Netflix veut atteindre le zéro carbone d’ici 2023

Le service de streaming compensera son impact environnemental en finançant des projets pour la préservation des écosystèmes.

Alimenter le réseau internet engendre une importante pollution puisque cela nécessite la construction et la maintenance d’infrastructures, ainsi que la production d’une grande quantité d’énergie pour les alimenter. Surfer sur la toile entraine donc de la pollution numérique, mais cela n’est rien en comparaison de la consommation de vidéos en streaming (VoD, YouTube, pornographie, etc.) qui représente à elle seule 60% des flux de données sur Internet. En tant que plateforme de streaming la plus populaire au monde, Netflix est donc responsable d’une bonne partie de la pollution numérique engendrée chaque année. Le géant américain est d’ailleurs souvent critiqué à ce sujet. Conscient du problème, Netflix vient d’annoncer son projet pour contrebalancer son impact environnemental.

Netflix s’est en effet fixé pour objectif de devenir neutre en émission de carbone d’ici la fin 2022. Un projet ambitieux pour lequel la plateforme de streaming travaillera en collaboration avec plus de 60 experts et chercheurs.

En 2020, l’ensemble des activités de Netflix a engendré la production de 1,1 million de tonnes de CO2. Un chiffre impressionnant qui comprend à la fois la production des contenus de sa bibliothèque (50%), la location de bureaux pour ses employés et l’achat de bien (45%) et enfin, le stockage de données et le bon fonctionnement de la plateforme elle-même (5%).
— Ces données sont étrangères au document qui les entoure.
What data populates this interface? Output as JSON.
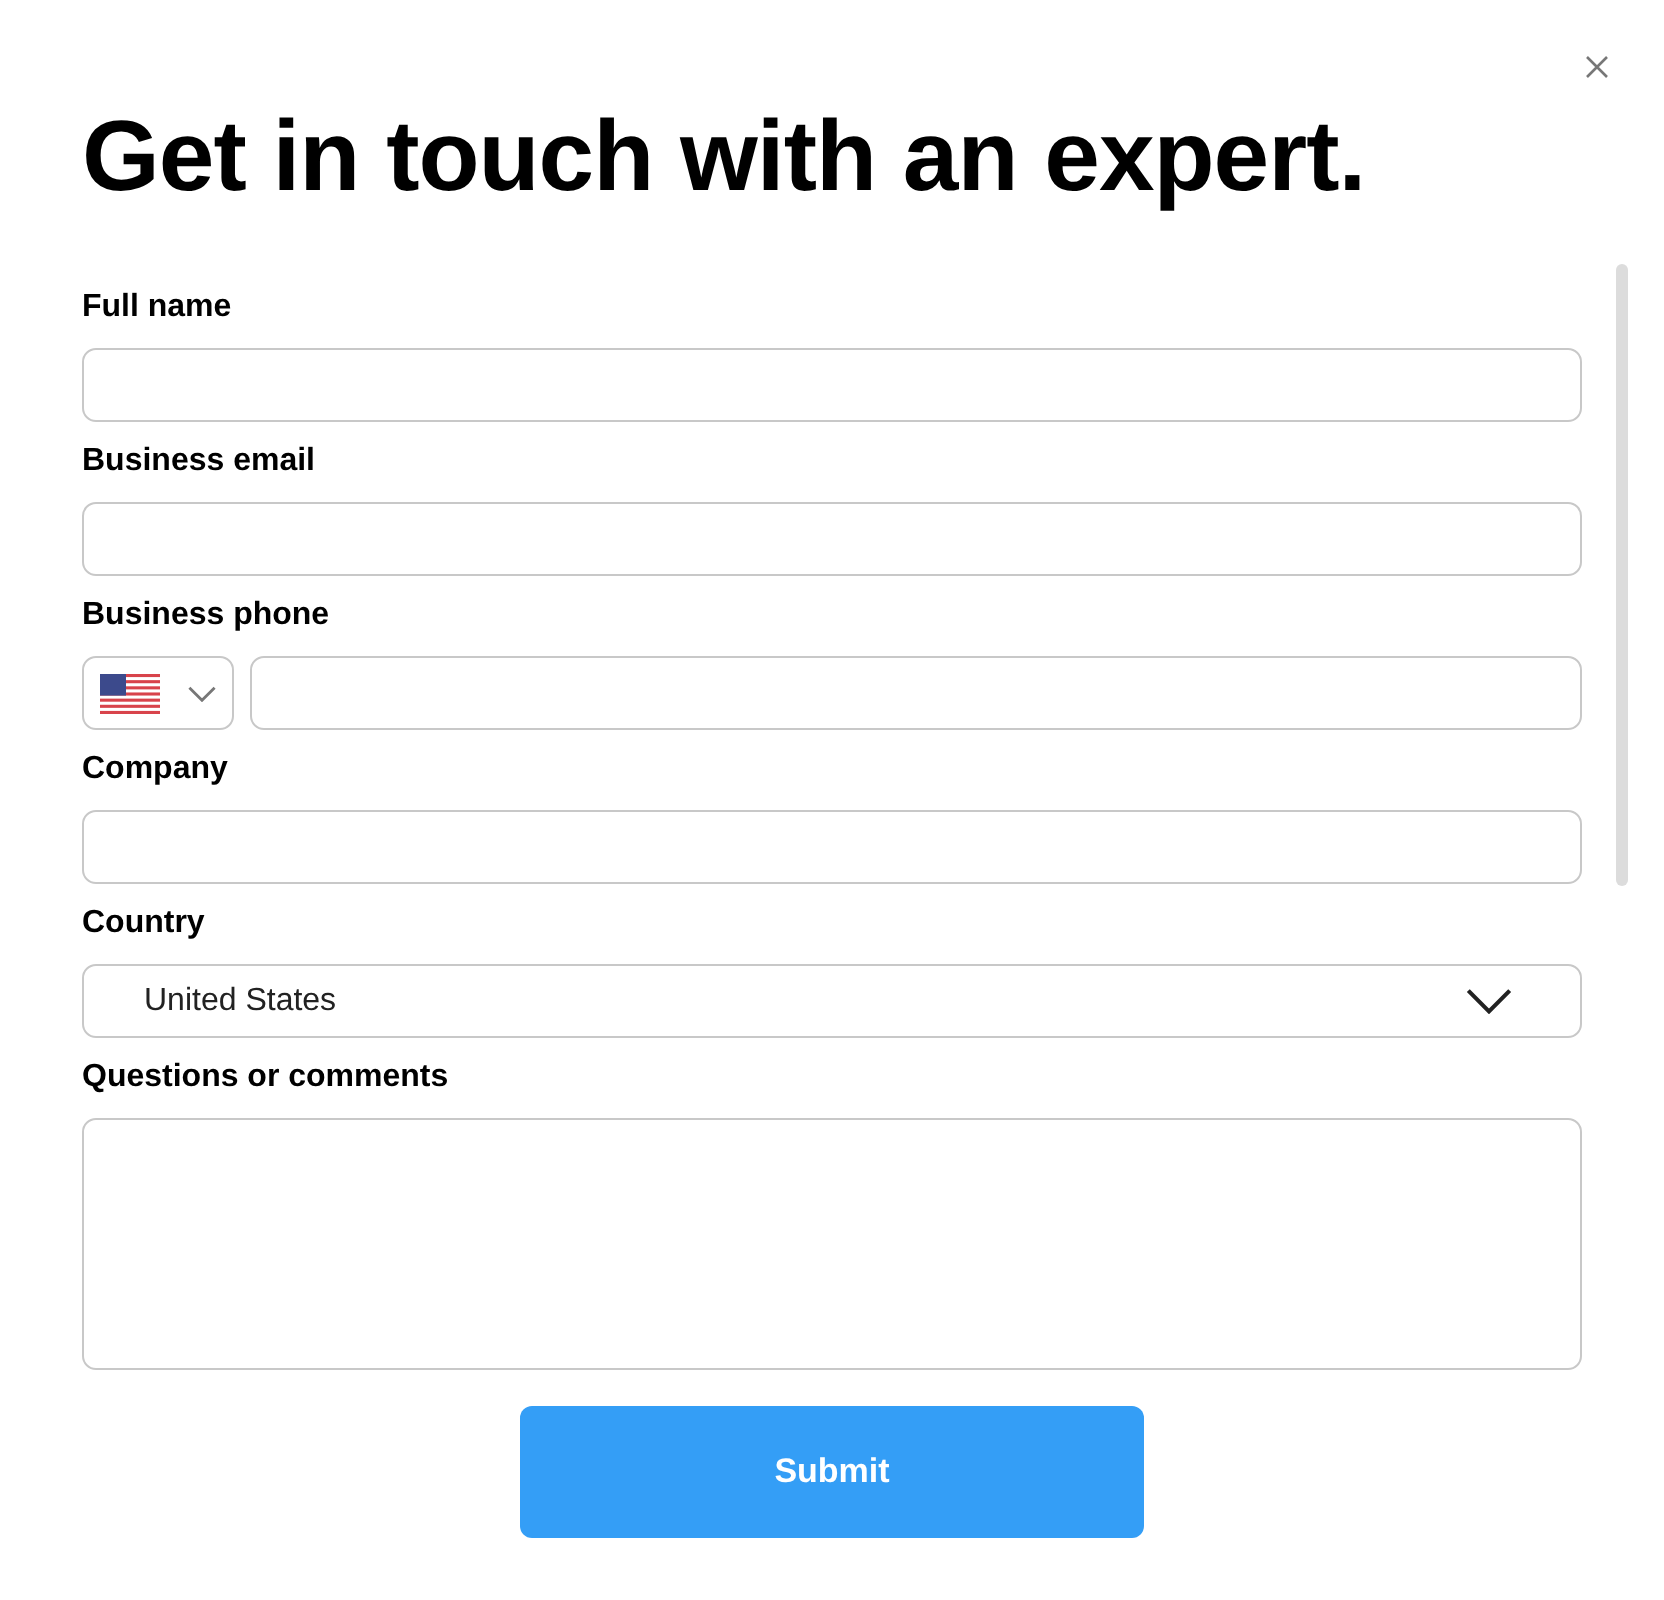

Dans son communiqué, Netflix précise ; “nous dépendons de fournisseurs d’hébergement comme Amazon Web Services et du réseau de serveurs de programmes Open Connect pour le streaming de notre service.”

Concernant les émissions de CO2 de la consommation de séries et films Netflix, la plateforme de streaming reporte la responsabilité sur autrui ; “les fournisseurs d’accès Internet et les fabricants d’appareils ont un contrôle opérationnel sur la conception et la fabrication de leurs équipements, donc idéalement, ils tiennent compte de ces émissions eux-mêmes.”

Dans son communiqué, la plateforme de streaming rappelle “qu’une heure de streaming sur Netflix en 2020 était bien en dessous de 100gCO2e, ce qui équivaut à conduire un véhicule de tourisme à essence” sur ou 400 mètres.

Pour limiter sa production d’émission de CO2, Netflix a établi un plan en trois axes. Le premier consiste à réduire ses émissions en interne – sans préciser concrètement les mesures qui seront prises dans ce but. Le second axe consiste à préserver les écosystèmes qui stockent du CO2. Un projet qui débutera par la préservation de zones naturelles en danger, notamment les forêts tropicales. Et le troisième et dernier axe consiste à investir dans la régénération d’écosystèmes naturels essentiels.

Un projet en trois axes ambitieux, surtout que Netflix prévoit de le réaliser en un peu moins de deux ans. Reste à voir si la plateforme de streaming mettra en pratique ses ambitions.